One year ago today, after spending the better part of the day waiting...and waiting...and waiting...I got to hold my baby's hand in his little corner of the Pediatric Cardiac Intensive Care Unit; he had a new battle wound and was on life support, and I sang to him, not knowing if he could hear me...
You are my sunshine
My only sunshine
You make me happy when skies are gray
You'll never know, dear
How much I love you
Please don't take my sunshine away
The last line was a prayer. This was my new reality for the next couple of days, a reality no mother would ever wish to face.
My prayer was answered.
Eight days after my child had open heart surgery, he got to come home. The days, weeks, and months passed as he continued to improve and get stronger. Today, Davis is doing absolutely phenomenal! We haven't had our one-year heart check-up yet, but I have no doubt we will get a good report.
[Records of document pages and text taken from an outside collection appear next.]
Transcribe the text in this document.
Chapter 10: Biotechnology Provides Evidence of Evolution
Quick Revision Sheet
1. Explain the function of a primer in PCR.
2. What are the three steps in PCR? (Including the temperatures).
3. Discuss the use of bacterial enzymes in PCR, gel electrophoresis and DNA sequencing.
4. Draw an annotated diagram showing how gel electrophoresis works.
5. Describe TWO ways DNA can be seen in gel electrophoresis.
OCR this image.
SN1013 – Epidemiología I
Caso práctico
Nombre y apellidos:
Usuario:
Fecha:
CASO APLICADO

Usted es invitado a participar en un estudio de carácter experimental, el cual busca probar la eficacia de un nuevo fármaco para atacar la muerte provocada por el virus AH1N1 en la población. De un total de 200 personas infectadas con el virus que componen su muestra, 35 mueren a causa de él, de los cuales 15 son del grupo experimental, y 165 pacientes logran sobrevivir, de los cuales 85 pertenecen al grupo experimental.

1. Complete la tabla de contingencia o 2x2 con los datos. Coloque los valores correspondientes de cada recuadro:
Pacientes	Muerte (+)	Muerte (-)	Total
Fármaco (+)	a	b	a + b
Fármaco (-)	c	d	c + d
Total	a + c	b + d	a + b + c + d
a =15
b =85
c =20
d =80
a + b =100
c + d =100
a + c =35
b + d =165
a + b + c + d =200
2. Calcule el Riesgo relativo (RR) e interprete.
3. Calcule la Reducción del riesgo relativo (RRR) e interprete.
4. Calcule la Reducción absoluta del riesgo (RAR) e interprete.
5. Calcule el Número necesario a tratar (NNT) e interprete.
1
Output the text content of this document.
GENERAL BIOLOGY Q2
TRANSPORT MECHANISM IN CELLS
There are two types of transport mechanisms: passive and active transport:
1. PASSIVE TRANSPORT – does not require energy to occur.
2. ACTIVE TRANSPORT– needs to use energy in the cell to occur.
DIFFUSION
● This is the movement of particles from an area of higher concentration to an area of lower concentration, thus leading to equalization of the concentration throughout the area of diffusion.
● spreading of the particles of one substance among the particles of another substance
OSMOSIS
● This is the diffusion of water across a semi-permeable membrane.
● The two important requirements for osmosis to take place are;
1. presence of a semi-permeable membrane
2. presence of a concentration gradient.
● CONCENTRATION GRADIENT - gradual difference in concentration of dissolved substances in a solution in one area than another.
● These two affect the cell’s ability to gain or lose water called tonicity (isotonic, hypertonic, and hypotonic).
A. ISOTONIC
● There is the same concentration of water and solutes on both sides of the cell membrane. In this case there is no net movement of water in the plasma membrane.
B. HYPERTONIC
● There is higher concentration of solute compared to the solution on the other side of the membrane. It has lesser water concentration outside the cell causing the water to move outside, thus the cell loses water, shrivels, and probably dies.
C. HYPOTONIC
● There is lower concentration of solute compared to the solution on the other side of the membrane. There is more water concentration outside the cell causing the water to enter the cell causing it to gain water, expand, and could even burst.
I recently read back over my blog posts during our days in the hospital, and I have to admit that re-living the situation through my writings and the pictures is almost unbearable for me. I was SO strong, as was my husband, our support network of friends and family, and most of all little Davis. I welcome you to read over the posts as well - at the time, it was a way to keep everyone at home updated; but the details are still there to possibly help others who may have to endure a similar situation.
Happiness is our current reality. I have never been happier, and anyone who knows Davis knows he is full of joy. He is the light of my life.
I love you Davis and am so proud of you!!! Thank you for entering our world and for being exactly who you are.